5000 series (we just called them "5's") can handle most anything in the surf except maybe the bigger toothies as long as you maintain your reels and use your drag properly.


----------



## yaknfish (Dec 18, 2011)

Thanks! I didn't mean to drop the ball on this thread. I found an old Mitchell 302 in need of some TLC. I'm gonna see if it'll clean up and give a few more years service. Fishin' with the old classics is fun. And, it's paid for!


----------



## Bubbaforsure (Jan 5, 2012)

yaknfish said:


> Thanks! I didn't mean to drop the ball on this thread. I found an old Mitchell 302 in need of some TLC. I'm gonna see if it'll clean up and give a few more years service. Fishin' with the old classics is fun. And, it's paid for!
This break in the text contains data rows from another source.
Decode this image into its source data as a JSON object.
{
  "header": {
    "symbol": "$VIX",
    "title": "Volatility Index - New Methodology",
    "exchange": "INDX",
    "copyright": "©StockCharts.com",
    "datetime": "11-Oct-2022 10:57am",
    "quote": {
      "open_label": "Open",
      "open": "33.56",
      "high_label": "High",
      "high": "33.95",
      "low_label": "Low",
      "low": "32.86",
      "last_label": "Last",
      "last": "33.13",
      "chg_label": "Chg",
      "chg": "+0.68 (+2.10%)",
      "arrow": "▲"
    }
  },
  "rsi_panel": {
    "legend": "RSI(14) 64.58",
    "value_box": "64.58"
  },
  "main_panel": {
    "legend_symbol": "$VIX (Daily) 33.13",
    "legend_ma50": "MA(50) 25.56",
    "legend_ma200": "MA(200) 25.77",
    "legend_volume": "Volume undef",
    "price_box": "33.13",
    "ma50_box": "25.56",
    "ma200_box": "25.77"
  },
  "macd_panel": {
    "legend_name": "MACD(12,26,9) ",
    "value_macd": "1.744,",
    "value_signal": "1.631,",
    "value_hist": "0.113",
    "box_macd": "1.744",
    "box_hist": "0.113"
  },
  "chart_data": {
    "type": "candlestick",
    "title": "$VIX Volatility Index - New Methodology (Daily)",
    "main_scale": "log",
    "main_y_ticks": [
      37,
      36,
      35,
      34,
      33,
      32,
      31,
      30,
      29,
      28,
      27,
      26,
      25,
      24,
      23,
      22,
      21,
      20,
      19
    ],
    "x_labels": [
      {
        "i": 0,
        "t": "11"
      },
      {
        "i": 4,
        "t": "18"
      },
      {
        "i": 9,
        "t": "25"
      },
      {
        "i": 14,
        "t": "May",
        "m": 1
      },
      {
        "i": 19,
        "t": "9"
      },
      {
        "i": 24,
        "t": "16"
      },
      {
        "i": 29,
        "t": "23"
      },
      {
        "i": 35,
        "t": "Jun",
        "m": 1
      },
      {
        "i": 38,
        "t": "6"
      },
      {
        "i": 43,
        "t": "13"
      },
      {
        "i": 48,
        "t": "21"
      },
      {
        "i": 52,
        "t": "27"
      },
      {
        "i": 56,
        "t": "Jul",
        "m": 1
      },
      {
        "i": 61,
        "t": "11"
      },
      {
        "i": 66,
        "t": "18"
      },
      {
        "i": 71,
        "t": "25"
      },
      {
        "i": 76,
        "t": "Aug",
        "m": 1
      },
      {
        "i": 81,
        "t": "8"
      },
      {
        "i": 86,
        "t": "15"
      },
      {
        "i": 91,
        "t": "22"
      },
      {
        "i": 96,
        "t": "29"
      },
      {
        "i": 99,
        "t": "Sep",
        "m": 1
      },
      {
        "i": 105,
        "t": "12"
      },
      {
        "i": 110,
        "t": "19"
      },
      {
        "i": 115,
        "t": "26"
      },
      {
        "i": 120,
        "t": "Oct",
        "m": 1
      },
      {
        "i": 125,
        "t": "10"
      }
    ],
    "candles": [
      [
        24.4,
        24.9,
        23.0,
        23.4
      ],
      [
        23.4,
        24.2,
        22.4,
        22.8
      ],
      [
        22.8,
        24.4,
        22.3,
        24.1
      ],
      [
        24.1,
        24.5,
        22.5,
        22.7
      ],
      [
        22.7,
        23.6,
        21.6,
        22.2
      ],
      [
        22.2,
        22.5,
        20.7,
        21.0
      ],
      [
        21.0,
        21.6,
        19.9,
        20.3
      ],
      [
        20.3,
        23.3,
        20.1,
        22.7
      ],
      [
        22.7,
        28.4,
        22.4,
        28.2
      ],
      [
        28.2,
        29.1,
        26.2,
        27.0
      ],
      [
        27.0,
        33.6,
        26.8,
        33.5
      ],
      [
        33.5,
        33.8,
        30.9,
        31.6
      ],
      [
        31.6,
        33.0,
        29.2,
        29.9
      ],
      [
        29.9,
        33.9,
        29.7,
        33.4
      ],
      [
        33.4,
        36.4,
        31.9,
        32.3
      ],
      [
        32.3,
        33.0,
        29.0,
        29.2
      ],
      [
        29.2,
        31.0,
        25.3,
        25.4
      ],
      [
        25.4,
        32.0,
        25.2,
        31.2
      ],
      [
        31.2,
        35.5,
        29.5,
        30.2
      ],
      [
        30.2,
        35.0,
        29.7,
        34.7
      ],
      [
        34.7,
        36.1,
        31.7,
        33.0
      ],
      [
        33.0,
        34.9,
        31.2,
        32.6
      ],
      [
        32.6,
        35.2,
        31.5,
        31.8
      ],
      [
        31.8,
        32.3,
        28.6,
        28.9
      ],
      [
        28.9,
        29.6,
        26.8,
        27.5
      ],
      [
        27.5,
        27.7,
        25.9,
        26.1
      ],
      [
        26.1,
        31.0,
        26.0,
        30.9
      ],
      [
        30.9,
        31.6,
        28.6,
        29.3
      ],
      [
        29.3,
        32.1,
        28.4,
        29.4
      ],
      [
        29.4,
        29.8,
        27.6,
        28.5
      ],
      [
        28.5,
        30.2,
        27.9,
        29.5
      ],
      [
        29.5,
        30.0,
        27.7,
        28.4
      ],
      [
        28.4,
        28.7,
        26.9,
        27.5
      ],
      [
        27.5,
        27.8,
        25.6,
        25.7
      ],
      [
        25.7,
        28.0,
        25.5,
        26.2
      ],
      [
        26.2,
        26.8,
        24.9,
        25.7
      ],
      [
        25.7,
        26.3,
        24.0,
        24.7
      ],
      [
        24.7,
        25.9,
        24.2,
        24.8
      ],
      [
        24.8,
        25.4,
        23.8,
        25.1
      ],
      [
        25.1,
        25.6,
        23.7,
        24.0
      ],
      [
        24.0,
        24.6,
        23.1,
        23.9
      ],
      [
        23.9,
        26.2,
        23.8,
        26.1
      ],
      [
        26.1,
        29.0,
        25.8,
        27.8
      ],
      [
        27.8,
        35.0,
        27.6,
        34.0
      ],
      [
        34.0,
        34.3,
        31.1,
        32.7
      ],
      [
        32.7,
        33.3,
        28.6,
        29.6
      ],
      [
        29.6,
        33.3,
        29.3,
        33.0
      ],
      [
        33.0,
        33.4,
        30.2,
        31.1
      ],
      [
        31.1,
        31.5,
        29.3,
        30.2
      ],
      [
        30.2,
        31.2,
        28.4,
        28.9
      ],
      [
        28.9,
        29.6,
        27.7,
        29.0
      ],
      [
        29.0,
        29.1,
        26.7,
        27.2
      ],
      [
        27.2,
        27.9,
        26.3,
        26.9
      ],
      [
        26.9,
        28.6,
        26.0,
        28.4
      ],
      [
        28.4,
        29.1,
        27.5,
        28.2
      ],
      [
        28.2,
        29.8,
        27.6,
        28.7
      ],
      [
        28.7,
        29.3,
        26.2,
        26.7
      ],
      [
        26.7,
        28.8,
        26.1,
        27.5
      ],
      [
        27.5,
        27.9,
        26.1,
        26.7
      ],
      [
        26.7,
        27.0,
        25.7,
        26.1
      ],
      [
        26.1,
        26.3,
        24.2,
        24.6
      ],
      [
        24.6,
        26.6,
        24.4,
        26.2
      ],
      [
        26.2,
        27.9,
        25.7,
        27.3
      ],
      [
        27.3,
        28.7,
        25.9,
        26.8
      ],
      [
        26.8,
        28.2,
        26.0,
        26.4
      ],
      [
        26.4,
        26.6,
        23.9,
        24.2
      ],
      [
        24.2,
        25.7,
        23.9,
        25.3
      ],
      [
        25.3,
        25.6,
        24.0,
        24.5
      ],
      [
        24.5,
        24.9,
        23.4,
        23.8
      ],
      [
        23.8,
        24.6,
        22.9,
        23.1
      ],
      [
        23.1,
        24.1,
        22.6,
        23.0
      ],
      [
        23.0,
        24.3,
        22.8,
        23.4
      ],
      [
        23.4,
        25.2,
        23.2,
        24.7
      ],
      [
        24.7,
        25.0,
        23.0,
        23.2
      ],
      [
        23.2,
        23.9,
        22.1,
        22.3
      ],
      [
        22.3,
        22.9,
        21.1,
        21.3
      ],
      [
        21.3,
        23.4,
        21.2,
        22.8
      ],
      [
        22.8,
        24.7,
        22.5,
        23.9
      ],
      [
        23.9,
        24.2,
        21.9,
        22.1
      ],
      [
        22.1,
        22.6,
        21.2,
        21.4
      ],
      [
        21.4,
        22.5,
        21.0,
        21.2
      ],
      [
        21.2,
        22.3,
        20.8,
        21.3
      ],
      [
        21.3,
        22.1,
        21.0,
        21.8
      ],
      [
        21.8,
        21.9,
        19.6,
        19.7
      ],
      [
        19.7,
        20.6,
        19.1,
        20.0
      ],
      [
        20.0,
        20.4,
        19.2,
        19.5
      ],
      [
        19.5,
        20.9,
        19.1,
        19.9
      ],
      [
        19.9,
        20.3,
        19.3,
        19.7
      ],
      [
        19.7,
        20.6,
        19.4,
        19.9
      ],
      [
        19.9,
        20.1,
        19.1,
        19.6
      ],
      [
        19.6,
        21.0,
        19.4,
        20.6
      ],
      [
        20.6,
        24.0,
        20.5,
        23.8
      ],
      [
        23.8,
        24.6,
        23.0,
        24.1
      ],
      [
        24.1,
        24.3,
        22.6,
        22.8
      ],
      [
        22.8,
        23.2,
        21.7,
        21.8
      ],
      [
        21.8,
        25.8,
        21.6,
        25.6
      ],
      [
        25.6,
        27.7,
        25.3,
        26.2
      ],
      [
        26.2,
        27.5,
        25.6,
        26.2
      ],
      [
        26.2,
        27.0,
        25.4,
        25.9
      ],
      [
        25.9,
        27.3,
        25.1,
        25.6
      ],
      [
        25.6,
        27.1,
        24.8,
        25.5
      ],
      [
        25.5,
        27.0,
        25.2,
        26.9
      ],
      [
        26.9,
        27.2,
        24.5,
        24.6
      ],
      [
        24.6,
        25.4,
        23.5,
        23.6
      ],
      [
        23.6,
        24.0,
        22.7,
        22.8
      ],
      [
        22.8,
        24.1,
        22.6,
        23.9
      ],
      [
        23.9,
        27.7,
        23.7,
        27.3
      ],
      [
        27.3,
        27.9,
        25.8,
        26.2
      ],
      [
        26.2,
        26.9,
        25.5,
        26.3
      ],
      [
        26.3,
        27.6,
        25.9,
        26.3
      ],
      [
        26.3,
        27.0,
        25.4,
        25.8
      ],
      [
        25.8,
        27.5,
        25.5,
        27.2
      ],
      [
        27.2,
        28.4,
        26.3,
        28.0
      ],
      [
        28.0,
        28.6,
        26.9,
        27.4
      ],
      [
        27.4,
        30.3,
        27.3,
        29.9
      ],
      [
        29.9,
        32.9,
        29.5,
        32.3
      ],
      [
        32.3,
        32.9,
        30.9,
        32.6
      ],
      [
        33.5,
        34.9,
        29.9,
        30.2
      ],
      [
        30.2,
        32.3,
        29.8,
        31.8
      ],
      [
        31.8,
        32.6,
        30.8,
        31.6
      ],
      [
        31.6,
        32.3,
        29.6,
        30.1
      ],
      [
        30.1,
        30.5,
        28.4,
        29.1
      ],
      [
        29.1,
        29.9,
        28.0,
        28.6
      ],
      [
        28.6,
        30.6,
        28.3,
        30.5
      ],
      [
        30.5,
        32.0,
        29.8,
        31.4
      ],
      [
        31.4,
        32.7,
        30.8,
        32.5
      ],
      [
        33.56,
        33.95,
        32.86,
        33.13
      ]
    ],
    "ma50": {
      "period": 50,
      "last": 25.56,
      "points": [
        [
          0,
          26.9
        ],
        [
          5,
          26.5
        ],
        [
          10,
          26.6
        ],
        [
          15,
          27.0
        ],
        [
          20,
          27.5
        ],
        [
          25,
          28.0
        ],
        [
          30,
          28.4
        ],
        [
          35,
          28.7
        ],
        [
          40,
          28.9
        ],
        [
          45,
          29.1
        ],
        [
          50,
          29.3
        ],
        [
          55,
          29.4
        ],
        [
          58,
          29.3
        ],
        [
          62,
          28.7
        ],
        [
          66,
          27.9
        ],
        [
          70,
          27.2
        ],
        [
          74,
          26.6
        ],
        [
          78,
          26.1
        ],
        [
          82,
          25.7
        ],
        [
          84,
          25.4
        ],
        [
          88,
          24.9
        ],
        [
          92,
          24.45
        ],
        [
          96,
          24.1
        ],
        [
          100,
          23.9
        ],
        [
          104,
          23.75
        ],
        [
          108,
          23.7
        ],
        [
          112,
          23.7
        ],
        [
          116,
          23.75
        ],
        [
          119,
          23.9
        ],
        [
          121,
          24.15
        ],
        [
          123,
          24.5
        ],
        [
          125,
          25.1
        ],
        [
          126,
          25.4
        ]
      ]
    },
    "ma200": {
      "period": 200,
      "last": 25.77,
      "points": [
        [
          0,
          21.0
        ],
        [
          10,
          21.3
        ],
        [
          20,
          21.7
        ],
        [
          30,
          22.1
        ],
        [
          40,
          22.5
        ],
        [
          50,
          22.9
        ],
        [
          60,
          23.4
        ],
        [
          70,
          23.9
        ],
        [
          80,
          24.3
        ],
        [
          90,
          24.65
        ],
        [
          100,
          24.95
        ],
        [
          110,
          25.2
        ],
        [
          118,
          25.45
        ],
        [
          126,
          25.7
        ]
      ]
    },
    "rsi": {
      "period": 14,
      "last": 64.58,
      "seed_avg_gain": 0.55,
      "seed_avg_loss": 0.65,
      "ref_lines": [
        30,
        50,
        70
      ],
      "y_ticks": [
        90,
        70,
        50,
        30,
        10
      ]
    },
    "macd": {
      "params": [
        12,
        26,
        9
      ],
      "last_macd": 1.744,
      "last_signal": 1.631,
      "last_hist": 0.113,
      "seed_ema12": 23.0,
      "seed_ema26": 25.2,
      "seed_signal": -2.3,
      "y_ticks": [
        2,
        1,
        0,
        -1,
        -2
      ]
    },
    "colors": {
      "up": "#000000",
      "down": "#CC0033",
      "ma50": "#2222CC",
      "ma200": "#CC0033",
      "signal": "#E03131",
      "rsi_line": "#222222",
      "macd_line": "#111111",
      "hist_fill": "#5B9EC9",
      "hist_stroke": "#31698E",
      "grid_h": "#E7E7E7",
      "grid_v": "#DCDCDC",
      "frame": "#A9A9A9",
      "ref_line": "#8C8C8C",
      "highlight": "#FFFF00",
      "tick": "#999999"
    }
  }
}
Great reel...wish I would have bought a truck load of long ago...A used Penn 706 ,manual pickup would work well too!


----------



## likestofish (Jan 13, 2012)

The old reels will last too. They dont make them like that anymore.


----------



## NCHillbilly (Jan 14, 2012)

I've got a couple Okumas that weren't too expensive and do the job pretty good. But I don't do a lot a salt fishing, so I don't know how long they'd hold up if you were using them on a regular basis.


----------